A new U.S. government report warns that a number of “continuing care retirement communities” are facing financial problems, while regulation of these facilities is spotty. Continuing-care communities offer an entire continuum of care – from independent housing to assisted living to round-the-clock nursing services – in a single facility, with the goal of allowing residents to age in place.
The solvency of these communities is critical to the residents. To pay the required entrance fee, which can be hundreds of thousands of dollars, many older Americans sell their home, which is often their primary asset. Residents also typically pay a monthly service fee. While few such communities have gone bankrupt, financial problems at a community could cause residents to lose their entrance fee if the community goes under, or to face sharply higher service fees if it doesn’t.

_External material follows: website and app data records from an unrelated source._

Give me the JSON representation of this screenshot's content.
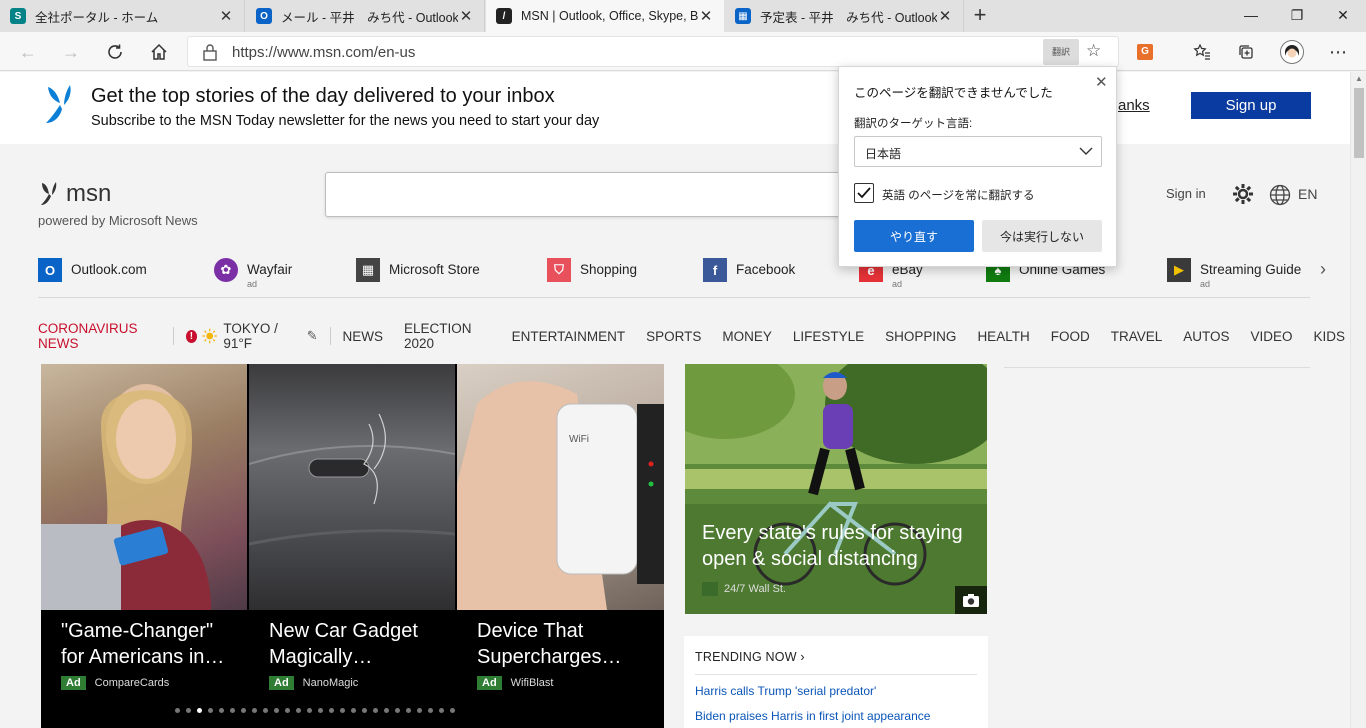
{
  "browser": {
    "tabs": [
      {
        "title": "全社ポータル - ホーム",
        "icon": "sharepoint-icon",
        "close": "✕"
      },
      {
        "title": "メール - 平井　みち代 - Outlook",
        "icon": "outlook-icon",
        "close": "✕"
      },
      {
        "title": "MSN | Outlook, Office, Skype, Bing",
        "icon": "msn-icon",
        "close": "✕"
      },
      {
        "title": "予定表 - 平井　みち代 - Outlook",
        "icon": "calendar-icon",
        "close": "✕"
      }
    ],
    "new_tab": "+",
    "window_controls": {
      "minimize": "—",
      "restore": "❐",
      "close": "✕"
    },
    "address": {
      "url": "https://www.msn.com/en-us",
      "translate_label": "翻訳"
    },
    "toolbar_icons": [
      "back-icon",
      "forward-icon",
      "refresh-icon",
      "home-icon",
      "favorites-star-icon",
      "extension-icon",
      "favorites-icon",
      "collections-icon",
      "profile-avatar-icon",
      "more-icon"
    ]
  },
  "banner": {
    "title": "Get the top stories of the day delivered to your inbox",
    "subtitle": "Subscribe to the MSN Today newsletter for the news you need to start your day",
    "thanks": "anks",
    "signup": "Sign up"
  },
  "msn": {
    "logo_text": "msn",
    "powered": "powered by Microsoft News",
    "signin": "Sign in",
    "lang": "EN"
  },
  "quicklinks": [
    {
      "label": "Outlook.com",
      "ad": "",
      "color": "#0a64c8",
      "icon": "O"
    },
    {
      "label": "Wayfair",
      "ad": "ad",
      "color": "#7b2fa5",
      "icon": "✿"
    },
    {
      "label": "Microsoft Store",
      "ad": "",
      "color": "#444444",
      "icon": "▦"
    },
    {
      "label": "Shopping",
      "ad": "",
      "color": "#e8505b",
      "icon": "⛉"
    },
    {
      "label": "Facebook",
      "ad": "",
      "color": "#3b5998",
      "icon": "f"
    },
    {
      "label": "eBay",
      "ad": "ad",
      "color": "#e53238",
      "icon": "e"
    },
    {
      "label": "Online Games",
      "ad": "",
      "color": "#107c10",
      "icon": "♠"
    },
    {
      "label": "Streaming Guide",
      "ad": "ad",
      "color": "#3a3a3a",
      "icon": "▶"
    }
  ],
  "nav": {
    "corona": "CORONAVIRUS NEWS",
    "weather": "TOKYO / 91°F",
    "items": [
      "NEWS",
      "ELECTION 2020",
      "ENTERTAINMENT",
      "SPORTS",
      "MONEY",
      "LIFESTYLE",
      "SHOPPING",
      "HEALTH",
      "FOOD",
      "TRAVEL",
      "AUTOS",
      "VIDEO",
      "KIDS"
    ]
  },
  "carousel": {
    "slides": [
      {
        "headline": "\"Game-Changer\" for Americans in…",
        "ad": "Ad",
        "source": "CompareCards"
      },
      {
        "headline": "New Car Gadget Magically…",
        "ad": "Ad",
        "source": "NanoMagic"
      },
      {
        "headline": "Device That Supercharges…",
        "ad": "Ad",
        "source": "WifiBlast"
      }
    ],
    "dot_count": 26,
    "active_dot": 2
  },
  "feature": {
    "headline": "Every state's rules for staying open & social distancing",
    "source": "24/7 Wall St."
  },
  "trending": {
    "title": "TRENDING NOW",
    "links": [
      "Harris calls Trump 'serial predator'",
      "Biden praises Harris in first joint appearance"
    ]
  },
  "translate_popup": {
    "title": "このページを翻訳できませんでした",
    "target_label": "翻訳のターゲット言語:",
    "selected_language": "日本語",
    "checkbox_label": "英語 のページを常に翻訳する",
    "checkbox_checked": true,
    "retry": "やり直す",
    "not_now": "今は実行しない"
  }
}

A new report from the U.S. Government Accountability Office notes that challenging economic times and a poor real estate market have weakened the financial condition of many communities. That’s because the communities rely on high occupancy levels to remain solvent. A bad economy is causing more Americans to stay in their homes longer. And with low real estate prices, many people can’t sell their homes in order to pay an entrance fee.
On the other hand, some communities are benefitting from strong demand from aging baby boomers, along with cheaper labor costs.
The communities are primarily regulated by the states rather than by the federal government. However, according to the report, only 38 states actively regulate them. There is no regulation in Alabama, Alaska, Colorado, Hawaii, Mississippi, Montana, Nebraska, Nevada, North Dakota, South Dakota, Utah, or West Virginia.